Sedangkan tarekat menurut Harun Nasution bahwa tarekat yang berasal
dari kata “thariqah” adalah jalan yang harus ditempuh oleh seorang calon sufi
agar ia berada sedekat mungkin dengan Allah. Thariqah juga mengandung
arti organisasi (tarekat), yang mempunyai Syekh, upacara ritual dan bentuk
dzikir tertentu[2].
Dengan
demikian, ada dua pengertian dua tarekat :
1.
Tarekat
sebagai pendidikan kerohanian yang dilakukan oleh orang-orang yang menjalani
kehidupan tasawuf untuk mencapai tingkat kerohanian tertentu. Tarekat dalam
arti ini adalah dari sisi amaliah.
2.
Tarekat
sebagai sebuah perkumpulan atau organisasi yang di dirikan menurut aturan yang
telah ditetapkan oleh seorang Syekh yang menganut suatu aliran tarekat
tertentu. Dalam organisasi itulah, seorang Syekh mengajarkan amalan-amalan (tasawuf)

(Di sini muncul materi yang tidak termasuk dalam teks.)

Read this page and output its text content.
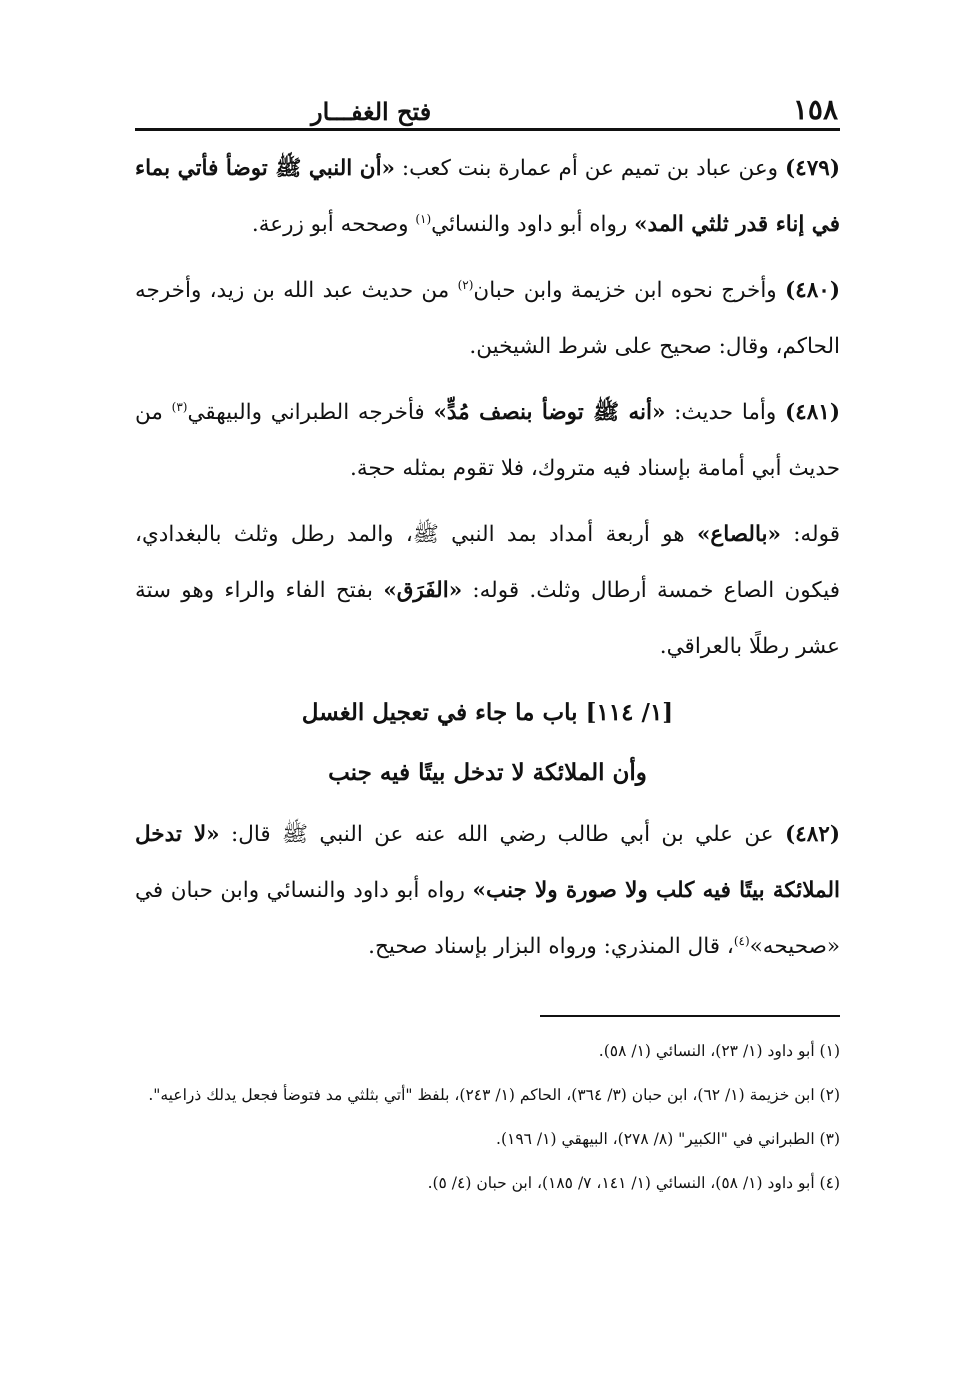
١٥٨
فتح الغفـــار

(٤٧٩) وعن عباد بن تميم عن أم عمارة بنت كعب: «أن النبي ﷺ توضأ فأتي بماء في إناء قدر ثلثي المد» رواه أبو داود والنسائي$^{(١)}$ وصححه أبو زرعة.

(٤٨٠) وأخرج نحوه ابن خزيمة وابن حبان$^{(٢)}$ من حديث عبد الله بن زيد، وأخرجه الحاكم، وقال: صحيح على شرط الشيخين.

(٤٨١) وأما حديث: «أنه ﷺ توضأ بنصف مُدٍّ» فأخرجه الطبراني والبيهقي$^{(٣)}$ من حديث أبي أمامة بإسناد فيه متروك، فلا تقوم بمثله حجة.

قوله: «بالصاع» هو أربعة أمداد بمد النبي ﷺ، والمد رطل وثلث بالبغدادي، فيكون الصاع خمسة أرطال وثلث. قوله: «الفَرَق» بفتح الفاء والراء وهو ستة عشر رطلًا بالعراقي.

[١/ ١١٤] باب ما جاء في تعجيل الغسل
وأن الملائكة لا تدخل بيتًا فيه جنب

(٤٨٢) عن علي بن أبي طالب رضي الله عنه عن النبي ﷺ قال: «لا تدخل الملائكة بيتًا فيه كلب ولا صورة ولا جنب» رواه أبو داود والنسائي وابن حبان في «صحيحه»$^{(٤)}$، قال المنذري: ورواه البزار بإسناد صحيح.

(١) أبو داود (١/ ٢٣)، النسائي (١/ ٥٨).

(٢) ابن خزيمة (١/ ٦٢)، ابن حبان (٣/ ٣٦٤)، الحاكم (١/ ٢٤٣)، بلفظ "أتي بثلثي مد فتوضأ فجعل يدلك ذراعيه".

(٣) الطبراني في "الكبير" (٨/ ٢٧٨)، البيهقي (١/ ١٩٦).

(٤) أبو داود (١/ ٥٨)، النسائي (١/ ١٤١، ٧/ ١٨٥)، ابن حبان (٤/ ٥).
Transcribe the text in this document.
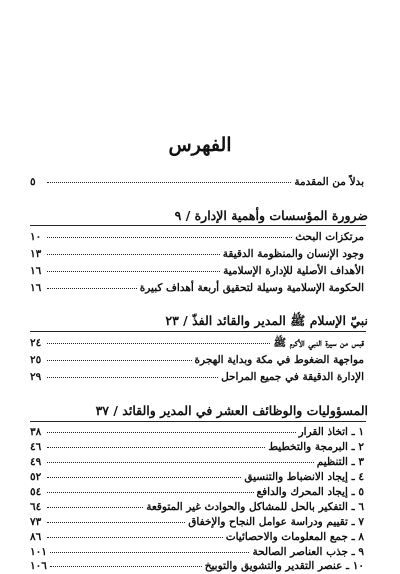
الفهرس
بدلاً من المقدمة
٥
ضرورة المؤسسات وأهمية الإدارة / ٩
مرتكزات البحث
١٠
وجود الإنسان والمنظومة الدقيقة
١٣
الأهداف الأصلية للإدارة الإسلامية
١٦
الحكومة الإسلامية وسيلة لتحقيق أربعة أهداف كبيرة
١٦
نبيّ الإسلام ﷺ المدير والقائد الفذّ / ٢٣
قبس من سيرة النبي الأكرم ﷺ
٢٤
مواجهة الضغوط في مكة وبداية الهجرة
٢٥
الإدارة الدقيقة في جميع المراحل
٢٩
المسؤوليات والوظائف العشر في المدير والقائد / ٣٧
١ ـ اتخاذ القرار
٣٨
٢ ـ البرمجة والتخطيط
٤٦
٣ ـ التنظيم
٤٩
٤ ـ إيجاد الانضباط والتنسيق
٥٢
٥ ـ إيجاد المحرك والدافع
٥٤
٦ ـ التفكير بالحل للمشاكل والحوادث غير المتوقعة
٦٤
٧ ـ تقييم ودراسة عوامل النجاح والإخفاق
٧٣
٨ ـ جمع المعلومات والاحصائيات
٨٦
٩ ـ جذب العناصر الصالحة
١٠١
١٠ ـ عنصر التقدير والتشويق والتوبيخ
١٠٦
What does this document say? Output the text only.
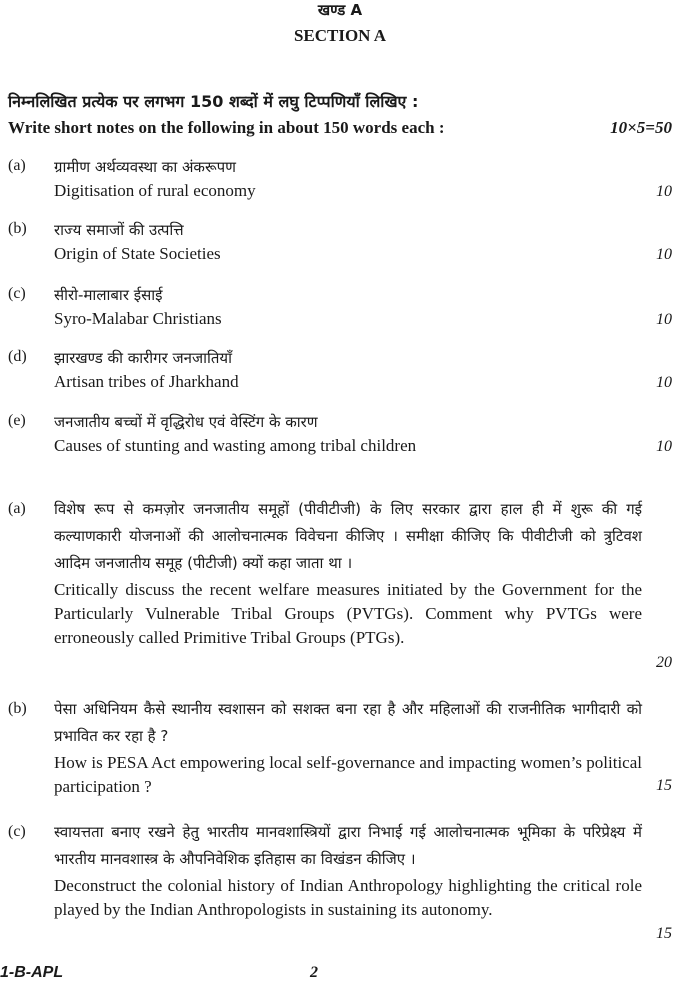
खण्ड A
SECTION A
निम्नलिखित प्रत्येक पर लगभग 150 शब्दों में लघु टिप्पणियाँ लिखिए :
Write short notes on the following in about 150 words each :	10×5=50
(a) ग्रामीण अर्थव्यवस्था का अंकरूपण
Digitisation of rural economy	10
(b) राज्य समाजों की उत्पत्ति
Origin of State Societies	10
(c) सीरो-मालाबार ईसाई
Syro-Malabar Christians	10
(d) झारखण्ड की कारीगर जनजातियाँ
Artisan tribes of Jharkhand	10
(e) जनजातीय बच्चों में वृद्धिरोध एवं वेस्टिंग के कारण
Causes of stunting and wasting among tribal children	10
(a) विशेष रूप से कमज़ोर जनजातीय समूहों (पीवीटीजी) के लिए सरकार द्वारा हाल ही में शुरू की गई कल्याणकारी योजनाओं की आलोचनात्मक विवेचना कीजिए । समीक्षा कीजिए कि पीवीटीजी को त्रुटिवश आदिम जनजातीय समूह (पीटीजी) क्यों कहा जाता था ।
Critically discuss the recent welfare measures initiated by the Government for the Particularly Vulnerable Tribal Groups (PVTGs). Comment why PVTGs were erroneously called Primitive Tribal Groups (PTGs).
20
(b) पेसा अधिनियम कैसे स्थानीय स्वशासन को सशक्त बना रहा है और महिलाओं की राजनीतिक भागीदारी को प्रभावित कर रहा है ?
How is PESA Act empowering local self-governance and impacting women’s political participation ?	15
(c) स्वायत्तता बनाए रखने हेतु भारतीय मानवशास्त्रियों द्वारा निभाई गई आलोचनात्मक भूमिका के परिप्रेक्ष्य में भारतीय मानवशास्त्र के औपनिवेशिक इतिहास का विखंडन कीजिए ।
Deconstruct the colonial history of Indian Anthropology highlighting the critical role played by the Indian Anthropologists in sustaining its autonomy.
15
1-B-APL	2
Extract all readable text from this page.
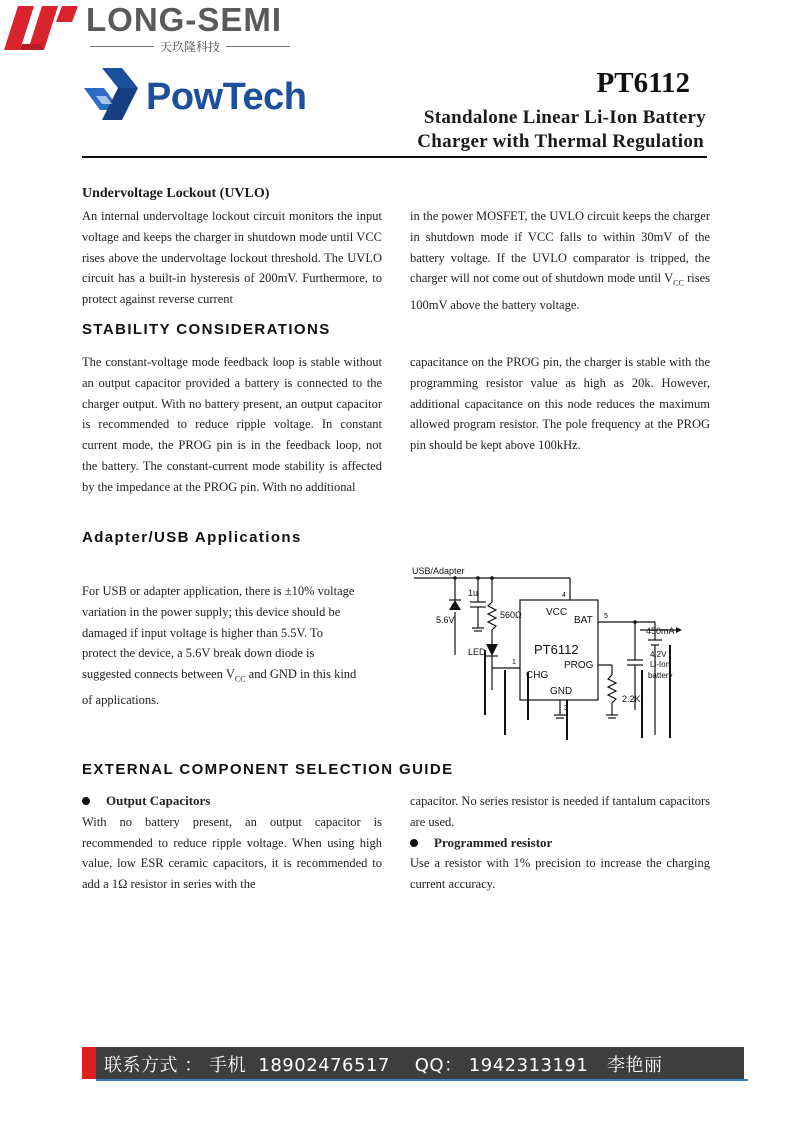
LONG-SEMI
天玖隆科技
PowTech	PT6112
Standalone Linear Li-Ion Battery
Charger with Thermal Regulation
Undervoltage Lockout (UVLO)

An internal undervoltage lockout circuit monitors the input voltage and keeps the charger in shutdown mode until VCC rises above the undervoltage lockout threshold. The UVLO circuit has a built-in hysteresis of 200mV. Furthermore, to protect against reverse current

in the power MOSFET, the UVLO circuit keeps the charger in shutdown mode if VCC falls to within 30mV of the battery voltage. If the UVLO comparator is tripped, the charger will not come out of shutdown mode until $V_{CC}$ rises 100mV above the battery voltage.

STABILITY CONSIDERATIONS

The constant-voltage mode feedback loop is stable without an output capacitor provided a battery is connected to the charger output. With no battery present, an output capacitor is recommended to reduce ripple voltage. In constant current mode, the PROG pin is in the feedback loop, not the battery. The constant-current mode stability is affected by the impedance at the PROG pin. With no additional

capacitance on the PROG pin, the charger is stable with the programming resistor value as high as 20k. However, additional capacitance on this node reduces the maximum allowed program resistor. The pole frequency at the PROG pin should be kept above 100kHz.

Adapter/USB Applications
For USB or adapter application, there is ±10% voltage
variation in the power supply; this device should be
damaged if input voltage is higher than 5.5V. To
protect the device, a 5.6V break down diode is
suggested connects between $V_{CC}$ and GND in this kind
of applications.
USB/Adapter
5.6V
1u
560Ω
LED	PT6112
VCC
BAT
PROG
CHG
GND
4
5
1
3
450mA
4.2V
Li-Ion
battery
2.2K
EXTERNAL COMPONENT SELECTION GUIDE
Output Capacitors

With no battery present, an output capacitor is recommended to reduce ripple voltage. When using high value, low ESR ceramic capacitors, it is recommended to add a 1Ω resistor in series with the

capacitor. No series resistor is needed if tantalum capacitors are used.

Programmed resistor

Use a resistor with 1% precision to increase the charging current accuracy.

联系方式 ： 手机  18902476517    QQ： 1942313191   李艳丽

menurut aliran tarekat yang di anutnya, kemudian di amalkan oleh para muridnya
secara bersama-sama disuatu tempat yang disebut ribath, zawiyah atas
taqiyah. Gurunya disebut mursyid atau Syekh. Dan wakilnya disebut khalifah.
Tarekat
Syadziliyah muncul di belahan dunia Islam barat menuju Mesir, dan dari Mesir
menyebar keberbagai macam penjuru kawasan Islam. Berdasarkan sumber yang ada,
tarekat ini mucul pada kurun ke 7 Hijriah tepatnya sekitar tahun 642 H. dan
cenderung beraliran Suni. Dalam buku Tasawuf Islam karya Abu Wafa al-Ghanimi
al-taftazani, bahwa tasawuf syadzili, Mursi dan Abu Athoillah merupakan
pondasi-pondasi madrasah Syadziliyah yang jauh dari pemikiran madrasah Ibnu
Arabi dan aliran tasawuf wahdatul wujud-nya. Tak satupun dari ketiga
orang tersebut yang mengatakan tentang pemikiran wahdatul wujud itu. Di
saatt mereka jauh dengan Ibnu Arabi, ternyata mereka sangat dekat dengan
tasawuf al-Ghazali yang berpegangan pada al-kitab dal al-sunnah.
Dalam
buku tersebut juga dikemukakan perkataan-perkataan Syadzili dan Mursi yang
diriwayatkan oleh Ibnu Athoilah dalam Lataiful Manan untuk menjelaskan posisi al-Ghazali dalam hati
mereka semua, sebab mereka menyerukan kepada murid-muridnya untuk mengambil
pelajaran dari al-Ghazali. Salah stunya adalah perkataan Syadzali kepada
muridnya : “ Jika engkau ingin mengadukan kebutuhannmu kepada Allah, maka
berwasilah (mengambil perantara) menujunya melalui Imam Abu Hamid al-Ghazali”.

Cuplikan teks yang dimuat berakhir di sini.